Some 5,500 migrants crossed from Russia into Norway last year, on the last leg of an arduous journey through the Arctic to Europe. But the right-wing government in Oslo has decided that migrants who had been living legally in Russia, or had entered Russia legally, should be immediately returned there, on the basis that Russia is a safe country.
 
 
Officials from both nations will now meet on Wednesday to try to find a solution to the currently gridlocked situation. 
 
The two sides will try to find agreement on which asylum seekers can be sent back to Russia. Moscow has said that it will not take any asylum seekers who crossed into Norway on non-returnable visas, while Oslo argues that the Russians are obligated to take them back under a 2008 bilateral agreement. 
 
Arlid Moe, a senior researcher and Russia expert at the Fridtjof Nansen Institute, said that the Norwegian government was probably too optimistic in its assessment that the Russians would take back the rejected asylum seekers. 
 
“They [the Norwegian authorities, ed.] may have had a legitimate believe that everything was fine since the returns went smoothly before Christmas,” he told NTB. 
 
Moe said that an internal Russian decision likely led to Moscow’s change in course. 
 
“We are so self-centred in Norway and are so inclined to believe that it is what we do – or don’t do – that is essential, but I think it is more likely that the Russians have had internal discussions that ended with a new assessment,” he added. 
 
Moe said that a key element in the two sides finding a solution will be whether Russia will commit to stopping foreigners without a Schengen visa before they pass the Russian border and continue on to Norway’s Storskog border crossing, where they can seek asylum. 
 
“My understanding of the Russian border regime is that Russians without Schengen visas have been stopped well before the Storskog border while foreigners have been allowed to pass, but there had been so few of these up until last autumn. When so many other asylum seekers discovered this route, the news travelled quickly and resulted in a large influx.

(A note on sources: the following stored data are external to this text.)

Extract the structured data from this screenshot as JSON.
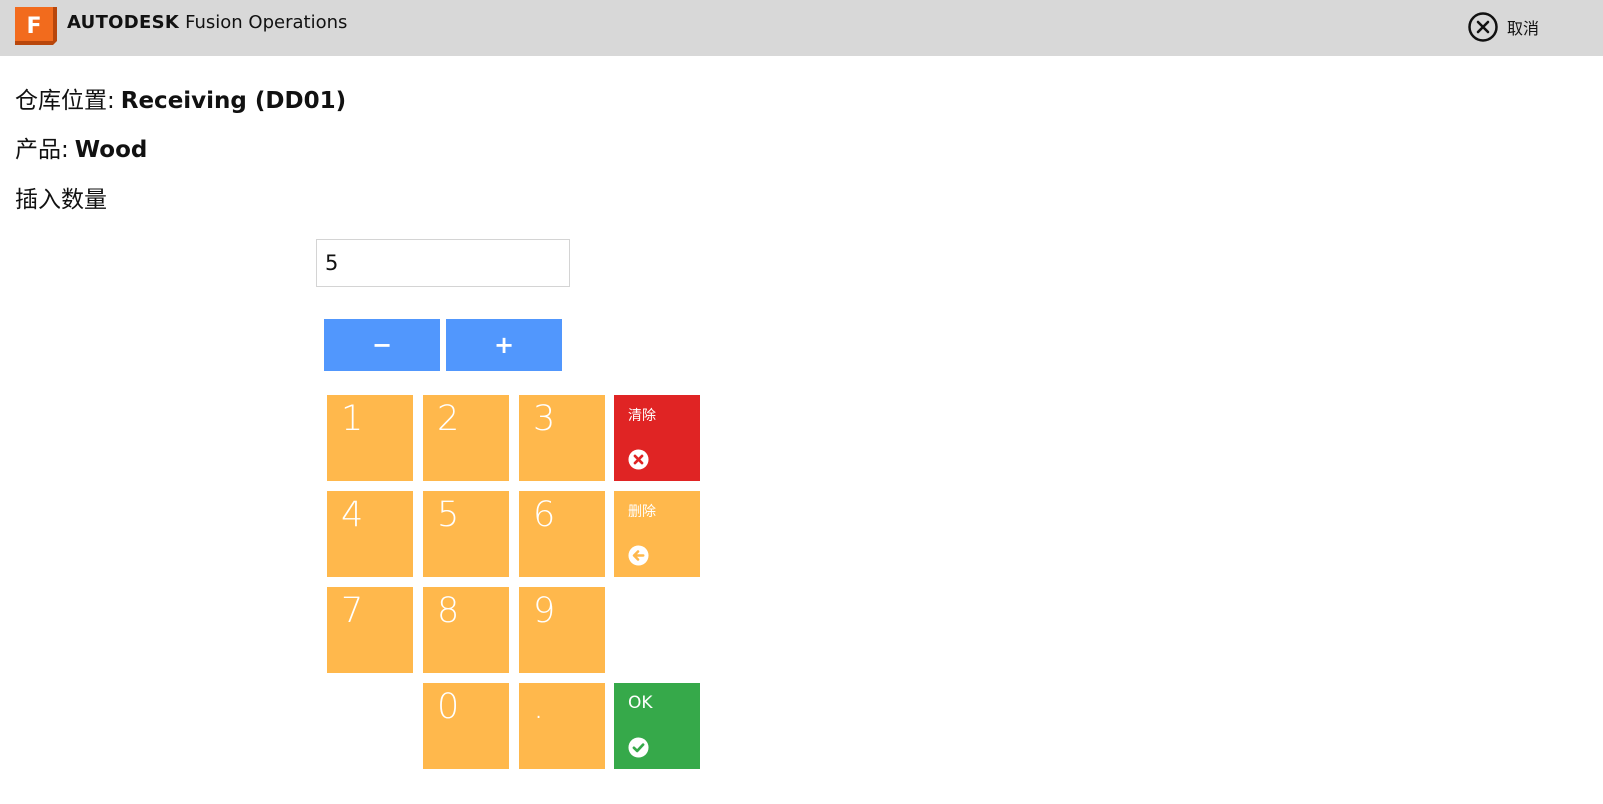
{
  "header": {
    "company": "AUTODESK",
    "product": "Fusion Operations",
    "logo_letter": "F",
    "logo_colors": {
      "main": "#f26b1d",
      "dark": "#b8460b"
    },
    "background": "#d8d8d8",
    "cancel": {
      "label": "取消",
      "icon": "circle-x-icon"
    }
  },
  "info": {
    "location_label": "仓库位置:",
    "location_value": "Receiving (DD01)",
    "product_label": "产品:",
    "product_value": "Wood",
    "prompt": "插入数量"
  },
  "quantity_input": {
    "value": "5"
  },
  "steppers": {
    "minus_label": "−",
    "plus_label": "+",
    "color": "#5197fd"
  },
  "keypad": {
    "key_color": "#ffb84c",
    "keys": {
      "k1": "1",
      "k2": "2",
      "k3": "3",
      "k4": "4",
      "k5": "5",
      "k6": "6",
      "k7": "7",
      "k8": "8",
      "k9": "9",
      "k0": "0",
      "kdot": "."
    },
    "clear": {
      "label": "清除",
      "icon": "x-circle-icon",
      "color": "#e02424"
    },
    "delete": {
      "label": "删除",
      "icon": "arrow-left-circle-icon",
      "color": "#ffb84c"
    },
    "ok": {
      "label": "OK",
      "icon": "check-circle-icon",
      "color": "#36a94a"
    }
  }
}
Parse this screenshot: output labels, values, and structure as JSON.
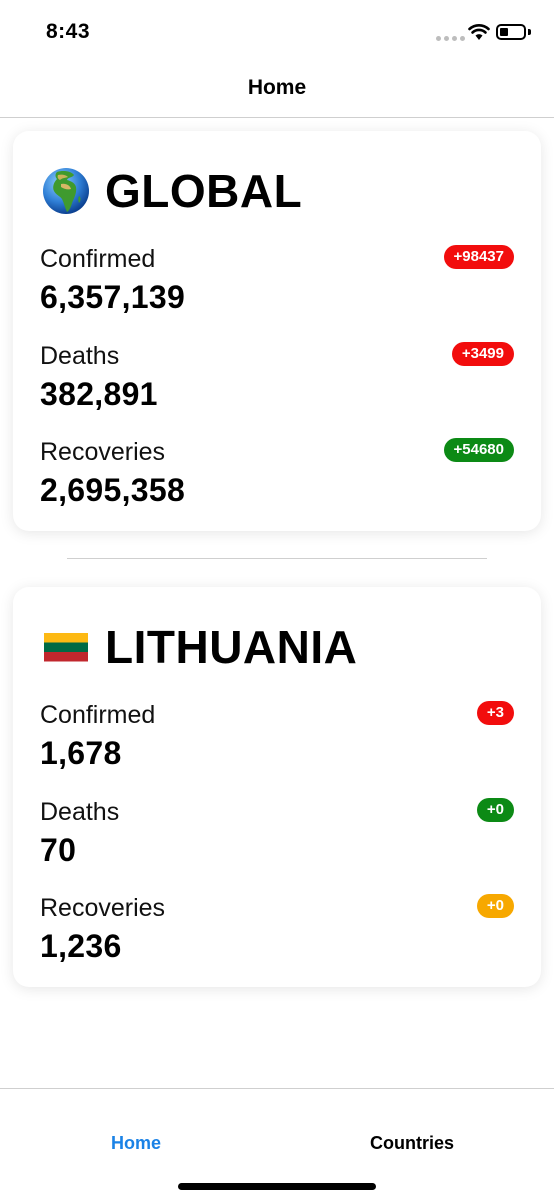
{
  "status_bar": {
    "time": "8:43"
  },
  "nav": {
    "title": "Home"
  },
  "global": {
    "title": "GLOBAL",
    "flag_icon": "globe-africa-europe",
    "stats": [
      {
        "label": "Confirmed",
        "value": "6,357,139",
        "badge": "+98437",
        "badge_color": "#f20d0d"
      },
      {
        "label": "Deaths",
        "value": "382,891",
        "badge": "+3499",
        "badge_color": "#f20d0d"
      },
      {
        "label": "Recoveries",
        "value": "2,695,358",
        "badge": "+54680",
        "badge_color": "#0c8a15"
      }
    ]
  },
  "country": {
    "title": "LITHUANIA",
    "flag_icon": "flag-lithuania",
    "stats": [
      {
        "label": "Confirmed",
        "value": "1,678",
        "badge": "+3",
        "badge_color": "#f20d0d"
      },
      {
        "label": "Deaths",
        "value": "70",
        "badge": "+0",
        "badge_color": "#0c8a15"
      },
      {
        "label": "Recoveries",
        "value": "1,236",
        "badge": "+0",
        "badge_color": "#f7a800"
      }
    ]
  },
  "tabs": [
    {
      "label": "Home",
      "active": true
    },
    {
      "label": "Countries",
      "active": false
    }
  ],
  "colors": {
    "accent": "#1a82e6",
    "danger": "#f20d0d",
    "success": "#0c8a15",
    "warning": "#f7a800"
  }
}
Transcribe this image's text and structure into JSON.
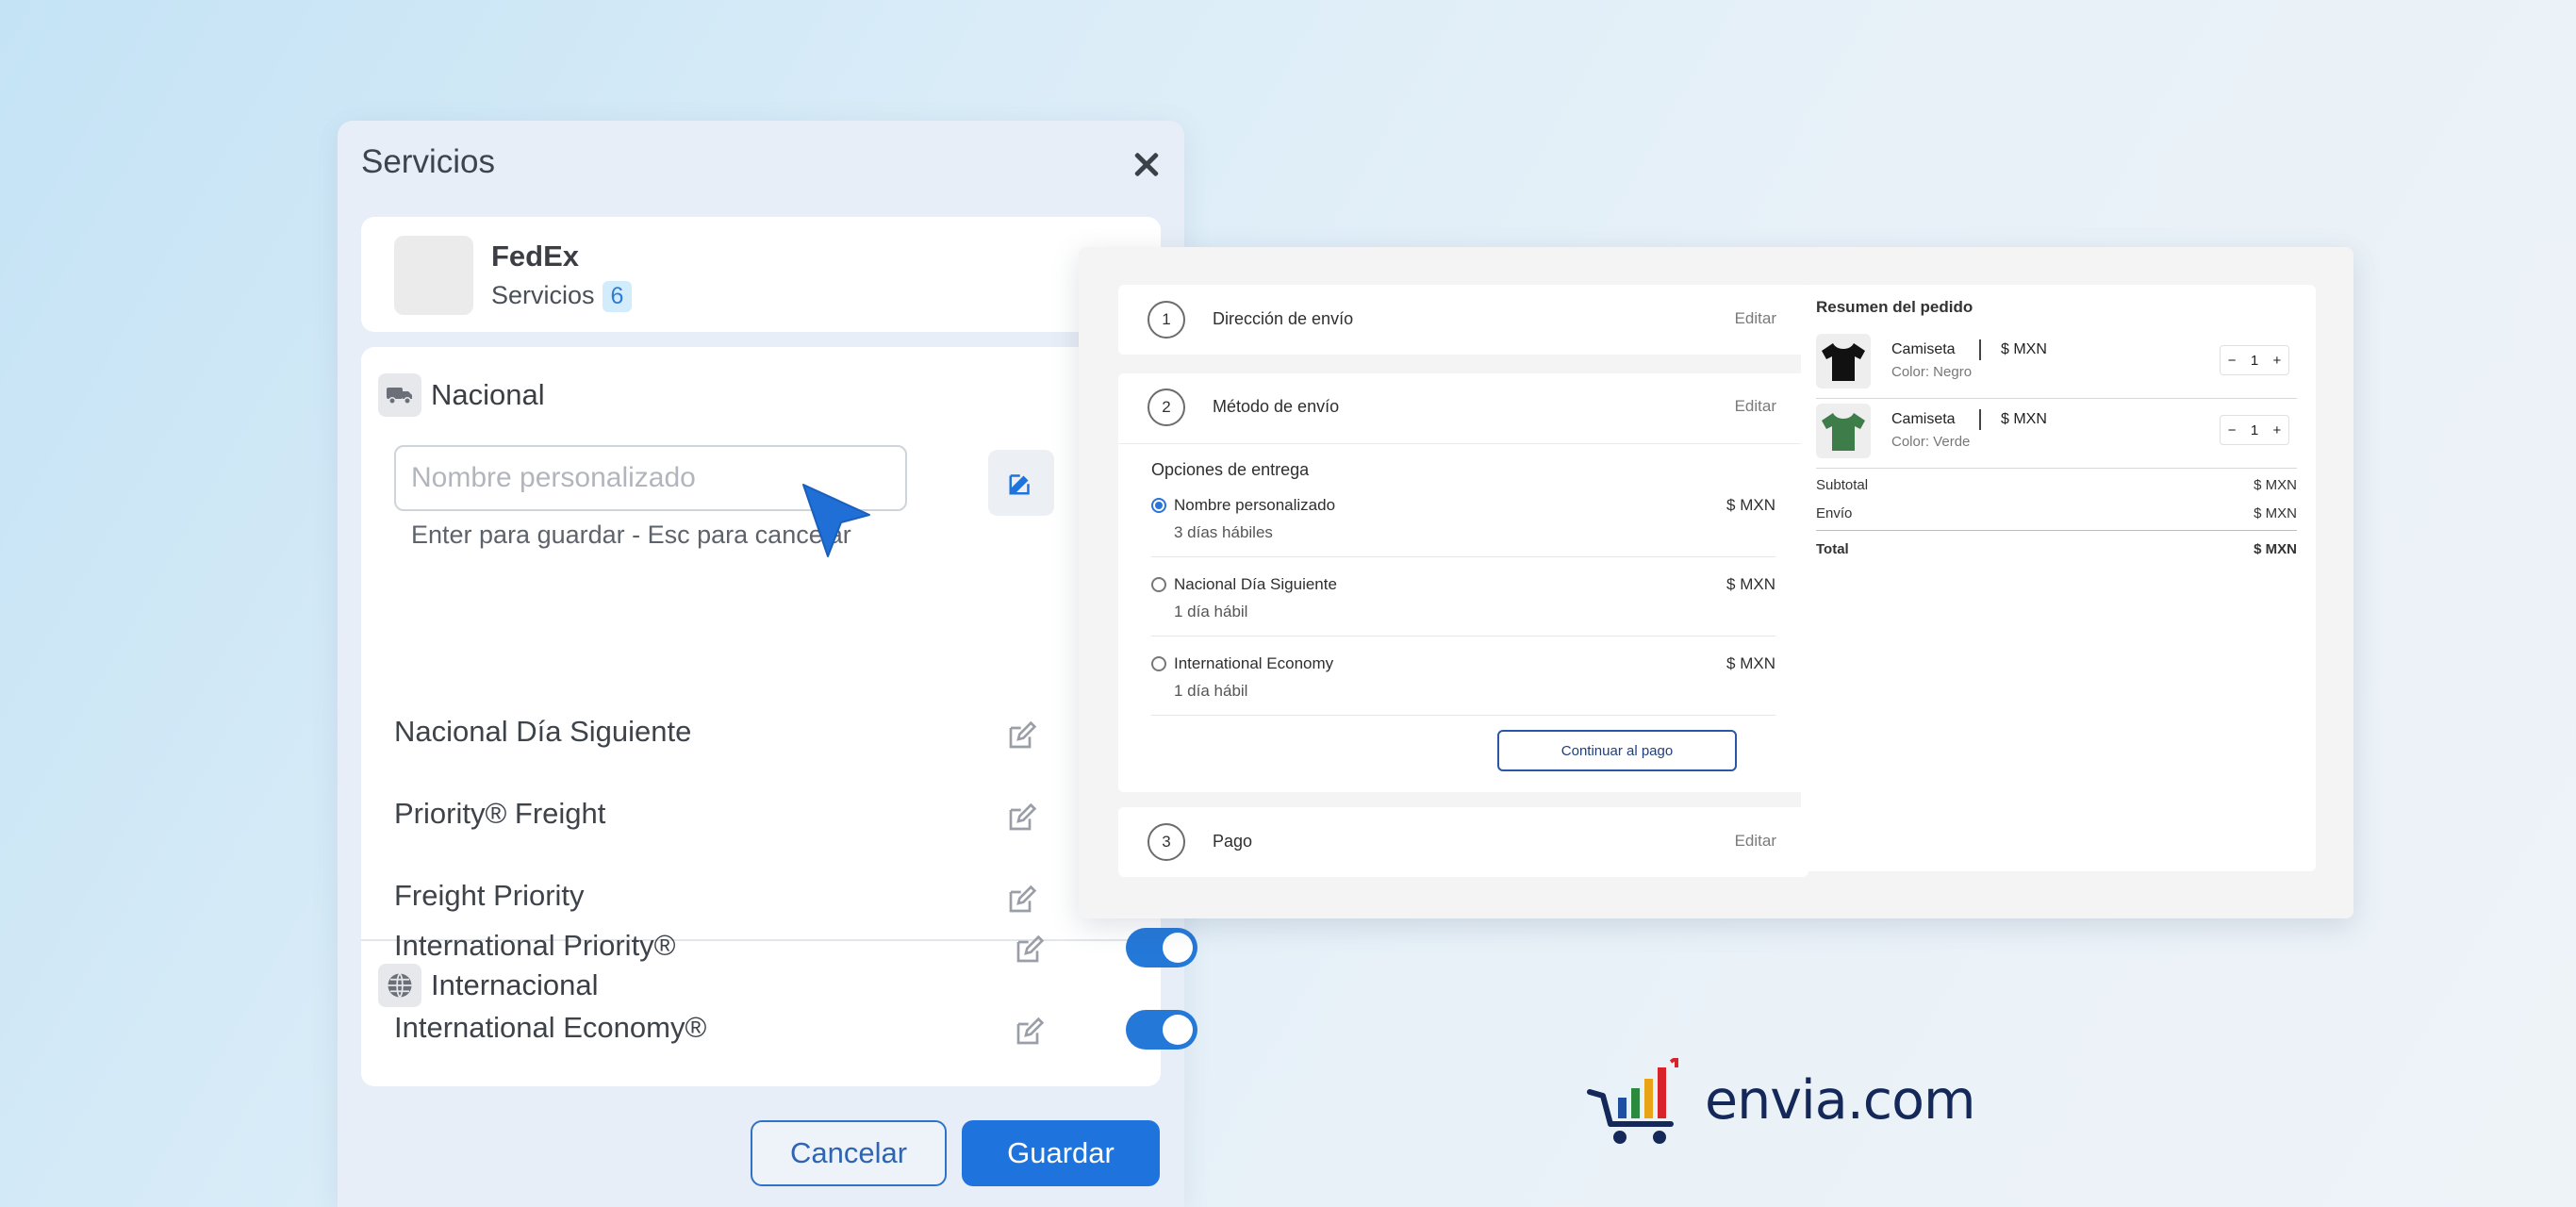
{
  "modal": {
    "title": "Servicios",
    "close_icon": "close-icon",
    "carrier": {
      "name": "FedEx",
      "services_label": "Servicios",
      "services_count": "6"
    },
    "nacional": {
      "label": "Nacional",
      "icon": "truck-icon",
      "input_placeholder": "Nombre personalizado",
      "input_hint": "Enter para guardar - Esc para cancelar",
      "services": [
        {
          "name": "Nacional Día Siguiente",
          "enabled": true
        },
        {
          "name": "Priority® Freight",
          "enabled": true
        },
        {
          "name": "Freight Priority",
          "enabled": true
        }
      ]
    },
    "internacional": {
      "label": "Internacional",
      "icon": "globe-icon",
      "services": [
        {
          "name": "International Priority®",
          "enabled": true
        },
        {
          "name": "International Economy®",
          "enabled": true
        }
      ]
    },
    "cancel_label": "Cancelar",
    "save_label": "Guardar"
  },
  "checkout": {
    "steps": [
      {
        "num": "1",
        "title": "Dirección de envío",
        "edit": "Editar"
      },
      {
        "num": "2",
        "title": "Método de envío",
        "edit": "Editar"
      },
      {
        "num": "3",
        "title": "Pago",
        "edit": "Editar"
      }
    ],
    "options_heading": "Opciones de entrega",
    "options": [
      {
        "name": "Nombre personalizado",
        "days": "3 días hábiles",
        "price": "$ MXN",
        "selected": true
      },
      {
        "name": "Nacional Día Siguiente",
        "days": "1 día hábil",
        "price": "$ MXN",
        "selected": false
      },
      {
        "name": "International Economy",
        "days": "1 día hábil",
        "price": "$ MXN",
        "selected": false
      }
    ],
    "continue_label": "Continuar al pago",
    "summary": {
      "title": "Resumen del pedido",
      "items": [
        {
          "name": "Camiseta",
          "price": "$ MXN",
          "color": "Color: Negro",
          "qty": "1",
          "swatch": "#111111"
        },
        {
          "name": "Camiseta",
          "price": "$ MXN",
          "color": "Color: Verde",
          "qty": "1",
          "swatch": "#3e7d4a"
        }
      ],
      "subtotal_label": "Subtotal",
      "subtotal_value": "$ MXN",
      "shipping_label": "Envío",
      "shipping_value": "$ MXN",
      "total_label": "Total",
      "total_value": "$ MXN"
    }
  },
  "brand": {
    "text": "envia.com"
  },
  "colors": {
    "accent": "#1f73dc",
    "brand_navy": "#14285a",
    "toggle_on": "#2478d8"
  }
}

I don’t think this development was in any way caused by something the Russians did,” Moe added. 
 
According to NTB, Wednesday’s meeting will also address reports that a former diplomat in the Russian Foreign Ministry is behind five different companies that issued false work permits to around 1,000 Syrians.
 
“It is natural to get further information on what the Russian authorities knew about this,” Norwegian Foreign Ministry official Tore Hattrem told NTB.